Alfa Guarded About U.S. Return

A late-2009 announcement of Alfa’s plans for the U.S. roughly coincides with the promised release of a 5-year plan to infuse Chrysler’s product lineup with technology from the Fiat family.

Special Coverage

Frankfurt Auto Show

FRANKFURT – Fiat Auto SpA’s Alfa Romeo brand will make its U.S. market aspirations known by year’s end, a top executive says.

“At the moment, we have a lot of options on the table,” the brand’s CEO Sergio Cravero tells Ward’s at the auto show here.

Asked if staying out of the U.S. is one of those options, Cravero is non-committal. “We are investigating (the issue) in a complete way,” he says. “By the end of the year, we will be able to give you the right plan for the future.”

The timing of such an announcement roughly coincides with the promised release of a 5-year plan to infuse Chrysler Group LLC’s product lineup with technology from the Fiat family. Fiat CEO Sergeio Marchionne, who holds the same position at Chrysler, says here a new product lineup will be revealed in November.

This is significant because, at one time, the Alfa Romeo Milano sedan, set to launch next year and described by Cravero as the most important product on the brand’s horizon, was expected to share its platform with the next-generation Chrysler Sebring midsize sedan.

If Alfa takes a pass on the U.S., it would mark a dramatic shift in strategy.
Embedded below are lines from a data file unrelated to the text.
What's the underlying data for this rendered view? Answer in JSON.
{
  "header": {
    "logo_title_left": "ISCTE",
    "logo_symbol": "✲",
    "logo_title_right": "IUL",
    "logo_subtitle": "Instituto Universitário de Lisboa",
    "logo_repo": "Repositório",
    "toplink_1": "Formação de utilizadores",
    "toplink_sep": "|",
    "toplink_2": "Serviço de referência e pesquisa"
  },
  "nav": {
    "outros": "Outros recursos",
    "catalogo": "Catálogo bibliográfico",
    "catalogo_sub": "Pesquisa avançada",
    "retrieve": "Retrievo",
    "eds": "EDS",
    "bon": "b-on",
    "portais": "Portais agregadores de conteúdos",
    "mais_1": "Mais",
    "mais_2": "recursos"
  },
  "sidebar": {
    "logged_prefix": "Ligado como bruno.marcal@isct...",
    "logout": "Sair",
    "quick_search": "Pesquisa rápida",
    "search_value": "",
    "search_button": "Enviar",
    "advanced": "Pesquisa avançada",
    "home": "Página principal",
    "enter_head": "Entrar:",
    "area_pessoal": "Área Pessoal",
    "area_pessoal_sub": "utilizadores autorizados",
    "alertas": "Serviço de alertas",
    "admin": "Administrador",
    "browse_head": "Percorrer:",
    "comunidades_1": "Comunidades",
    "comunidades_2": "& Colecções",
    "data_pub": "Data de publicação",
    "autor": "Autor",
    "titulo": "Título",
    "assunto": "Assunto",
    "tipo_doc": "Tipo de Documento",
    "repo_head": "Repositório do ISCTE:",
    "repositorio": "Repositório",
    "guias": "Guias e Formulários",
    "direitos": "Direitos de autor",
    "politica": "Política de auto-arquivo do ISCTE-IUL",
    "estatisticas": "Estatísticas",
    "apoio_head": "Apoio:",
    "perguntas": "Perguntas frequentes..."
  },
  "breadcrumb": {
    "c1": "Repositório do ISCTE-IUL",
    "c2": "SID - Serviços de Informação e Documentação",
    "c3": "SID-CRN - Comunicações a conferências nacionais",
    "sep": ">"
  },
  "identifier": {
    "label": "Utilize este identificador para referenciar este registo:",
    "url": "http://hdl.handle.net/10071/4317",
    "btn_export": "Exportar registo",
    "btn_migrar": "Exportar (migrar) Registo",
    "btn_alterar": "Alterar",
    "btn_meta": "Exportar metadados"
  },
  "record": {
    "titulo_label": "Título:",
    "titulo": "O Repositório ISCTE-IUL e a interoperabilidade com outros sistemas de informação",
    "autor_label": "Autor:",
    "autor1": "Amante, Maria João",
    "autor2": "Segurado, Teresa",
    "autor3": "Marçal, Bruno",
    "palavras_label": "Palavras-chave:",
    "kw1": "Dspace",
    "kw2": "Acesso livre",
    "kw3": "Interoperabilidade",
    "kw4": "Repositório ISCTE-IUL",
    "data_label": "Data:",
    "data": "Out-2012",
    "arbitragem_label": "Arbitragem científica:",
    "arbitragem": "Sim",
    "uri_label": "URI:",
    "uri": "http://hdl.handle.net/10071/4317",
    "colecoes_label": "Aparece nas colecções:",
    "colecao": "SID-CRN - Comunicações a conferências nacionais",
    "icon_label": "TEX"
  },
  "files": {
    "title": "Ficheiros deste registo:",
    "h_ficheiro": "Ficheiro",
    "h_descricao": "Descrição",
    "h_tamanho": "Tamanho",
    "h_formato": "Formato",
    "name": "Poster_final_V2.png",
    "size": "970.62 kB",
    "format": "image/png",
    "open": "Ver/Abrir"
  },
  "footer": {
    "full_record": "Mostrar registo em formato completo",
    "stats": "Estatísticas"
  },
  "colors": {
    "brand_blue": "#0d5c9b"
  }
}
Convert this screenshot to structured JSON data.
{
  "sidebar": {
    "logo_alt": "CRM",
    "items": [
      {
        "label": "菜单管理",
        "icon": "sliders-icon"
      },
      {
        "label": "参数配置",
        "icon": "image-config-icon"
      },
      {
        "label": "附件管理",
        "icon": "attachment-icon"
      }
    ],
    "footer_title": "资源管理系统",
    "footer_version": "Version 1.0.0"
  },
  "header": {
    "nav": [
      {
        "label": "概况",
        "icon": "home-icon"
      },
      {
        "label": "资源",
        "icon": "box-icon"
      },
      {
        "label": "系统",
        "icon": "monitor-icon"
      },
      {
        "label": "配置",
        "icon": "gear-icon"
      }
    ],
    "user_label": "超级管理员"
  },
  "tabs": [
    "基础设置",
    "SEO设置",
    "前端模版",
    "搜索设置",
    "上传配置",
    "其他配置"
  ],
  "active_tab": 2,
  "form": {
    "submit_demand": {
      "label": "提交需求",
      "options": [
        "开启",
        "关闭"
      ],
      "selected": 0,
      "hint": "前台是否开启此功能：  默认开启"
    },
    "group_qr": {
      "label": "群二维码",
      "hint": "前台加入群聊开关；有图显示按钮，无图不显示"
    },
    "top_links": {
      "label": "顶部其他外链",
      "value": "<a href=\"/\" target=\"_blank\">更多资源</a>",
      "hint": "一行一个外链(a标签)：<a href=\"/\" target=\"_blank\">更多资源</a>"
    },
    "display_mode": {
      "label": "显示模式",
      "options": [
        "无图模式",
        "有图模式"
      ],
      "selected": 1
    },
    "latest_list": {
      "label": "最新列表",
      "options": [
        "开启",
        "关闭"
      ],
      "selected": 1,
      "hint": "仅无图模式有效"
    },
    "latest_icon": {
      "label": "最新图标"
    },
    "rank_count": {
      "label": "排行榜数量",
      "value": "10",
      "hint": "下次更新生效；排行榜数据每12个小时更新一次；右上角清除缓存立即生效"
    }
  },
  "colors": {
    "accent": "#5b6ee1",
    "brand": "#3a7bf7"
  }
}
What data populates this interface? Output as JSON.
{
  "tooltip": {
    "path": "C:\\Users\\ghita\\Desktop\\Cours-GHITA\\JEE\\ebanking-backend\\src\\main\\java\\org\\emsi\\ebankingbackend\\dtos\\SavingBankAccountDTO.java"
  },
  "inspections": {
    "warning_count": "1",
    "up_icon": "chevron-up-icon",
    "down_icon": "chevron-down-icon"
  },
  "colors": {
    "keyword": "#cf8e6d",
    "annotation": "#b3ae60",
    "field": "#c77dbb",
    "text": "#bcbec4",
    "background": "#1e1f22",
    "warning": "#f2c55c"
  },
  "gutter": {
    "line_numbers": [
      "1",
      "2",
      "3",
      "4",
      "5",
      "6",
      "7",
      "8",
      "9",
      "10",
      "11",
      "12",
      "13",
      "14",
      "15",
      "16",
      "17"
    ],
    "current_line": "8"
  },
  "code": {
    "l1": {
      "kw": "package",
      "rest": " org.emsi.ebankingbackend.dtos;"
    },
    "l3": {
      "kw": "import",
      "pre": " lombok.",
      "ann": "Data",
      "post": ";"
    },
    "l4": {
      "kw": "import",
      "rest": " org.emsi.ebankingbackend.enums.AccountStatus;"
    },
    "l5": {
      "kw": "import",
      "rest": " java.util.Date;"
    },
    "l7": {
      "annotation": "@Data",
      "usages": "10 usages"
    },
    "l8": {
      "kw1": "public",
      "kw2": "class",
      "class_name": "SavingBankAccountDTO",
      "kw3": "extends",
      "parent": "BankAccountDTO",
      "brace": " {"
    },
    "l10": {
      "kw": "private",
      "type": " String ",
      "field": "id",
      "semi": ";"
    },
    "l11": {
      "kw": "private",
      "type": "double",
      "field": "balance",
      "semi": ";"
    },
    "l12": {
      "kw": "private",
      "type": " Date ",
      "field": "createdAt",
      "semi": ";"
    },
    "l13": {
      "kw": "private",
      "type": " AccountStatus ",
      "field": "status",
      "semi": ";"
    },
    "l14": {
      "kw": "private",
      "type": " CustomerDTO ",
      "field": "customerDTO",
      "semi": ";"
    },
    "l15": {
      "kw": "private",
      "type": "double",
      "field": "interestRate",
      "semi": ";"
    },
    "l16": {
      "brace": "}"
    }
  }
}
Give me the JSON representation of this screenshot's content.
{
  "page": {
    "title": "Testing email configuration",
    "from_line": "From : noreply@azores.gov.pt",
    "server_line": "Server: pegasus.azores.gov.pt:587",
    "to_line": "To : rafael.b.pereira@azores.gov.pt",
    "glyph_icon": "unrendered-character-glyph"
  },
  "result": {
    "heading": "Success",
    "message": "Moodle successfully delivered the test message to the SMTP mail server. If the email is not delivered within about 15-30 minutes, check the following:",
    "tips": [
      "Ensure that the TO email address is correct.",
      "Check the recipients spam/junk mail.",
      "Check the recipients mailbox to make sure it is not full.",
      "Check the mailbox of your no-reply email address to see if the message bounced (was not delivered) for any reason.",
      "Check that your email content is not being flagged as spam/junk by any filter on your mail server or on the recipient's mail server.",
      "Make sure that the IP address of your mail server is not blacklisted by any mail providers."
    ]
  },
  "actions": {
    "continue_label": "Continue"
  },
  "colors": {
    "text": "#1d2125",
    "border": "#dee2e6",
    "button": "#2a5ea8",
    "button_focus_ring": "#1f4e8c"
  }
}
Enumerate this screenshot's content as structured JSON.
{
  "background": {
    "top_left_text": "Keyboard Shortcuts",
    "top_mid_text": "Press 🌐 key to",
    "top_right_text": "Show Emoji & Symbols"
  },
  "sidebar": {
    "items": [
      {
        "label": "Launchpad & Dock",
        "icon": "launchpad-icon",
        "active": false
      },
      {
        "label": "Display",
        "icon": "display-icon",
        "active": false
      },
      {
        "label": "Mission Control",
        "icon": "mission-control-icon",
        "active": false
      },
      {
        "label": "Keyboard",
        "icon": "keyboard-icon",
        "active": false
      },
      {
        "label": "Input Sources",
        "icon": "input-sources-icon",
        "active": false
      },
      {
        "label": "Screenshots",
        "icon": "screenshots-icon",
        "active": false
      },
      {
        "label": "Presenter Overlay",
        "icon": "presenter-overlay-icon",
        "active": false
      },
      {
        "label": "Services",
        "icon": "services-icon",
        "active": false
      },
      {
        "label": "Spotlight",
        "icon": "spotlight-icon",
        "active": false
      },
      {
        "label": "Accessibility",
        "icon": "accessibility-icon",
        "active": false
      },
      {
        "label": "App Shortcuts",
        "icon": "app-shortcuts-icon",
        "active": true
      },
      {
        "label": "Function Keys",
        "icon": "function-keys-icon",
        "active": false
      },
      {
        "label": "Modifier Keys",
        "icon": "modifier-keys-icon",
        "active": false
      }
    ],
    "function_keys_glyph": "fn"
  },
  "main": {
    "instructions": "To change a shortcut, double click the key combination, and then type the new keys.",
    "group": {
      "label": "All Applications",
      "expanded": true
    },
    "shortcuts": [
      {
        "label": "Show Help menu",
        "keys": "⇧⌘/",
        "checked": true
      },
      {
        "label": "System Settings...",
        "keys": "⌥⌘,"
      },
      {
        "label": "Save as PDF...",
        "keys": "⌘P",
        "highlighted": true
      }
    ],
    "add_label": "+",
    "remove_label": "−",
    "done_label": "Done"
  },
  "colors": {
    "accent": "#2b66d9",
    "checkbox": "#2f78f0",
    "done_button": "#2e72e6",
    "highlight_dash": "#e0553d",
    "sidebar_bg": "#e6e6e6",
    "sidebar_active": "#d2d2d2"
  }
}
One of Cravero’s predecessors – he is the third executive to lead the brand in the last three years – had said Alfa’s best chance to grow would require selling and eventually assembling vehicles in North America.

Alfa officially returned to the U.S. less than 12 months ago, ending a 13-year absence with the arrival of the limited-run 450-hp 8C Competizione, which is sold through Maserati dealerships.

An earlier vision of the brand’s strategy called for mainstream models such as the 159 and Brera to follow the 8C. They were to be sold through dedicated Alfa stores.

However, Fiat’s tie-up with Chrysler portends the possibility of distribution through the U.S. auto maker’s well-established dealer network. But Cravero is mum. “We have to decide by the end of the year what to do,” he says.

Despite the depressed global economy, the Italian auto maker soldiers on. Through the year’s first half, Alfa sales in Europe totaled nearly 60,000 units – 10.4% ahead of like-2008.

Cravero told Reuters earlier this month he expects Alfa will end the year near 120,000 unit sales, an 11% jump over 2008. But 300,000 remains the long-term target for Alfa, he said.

Cravero uses the show here to debut a high-performance version of its MiTo C-car – the MiTo Quadrifoglio Verde, which is powered by a 170-hp 1.4L 4-cyl. engine that features Fiat’s MultiAir technology.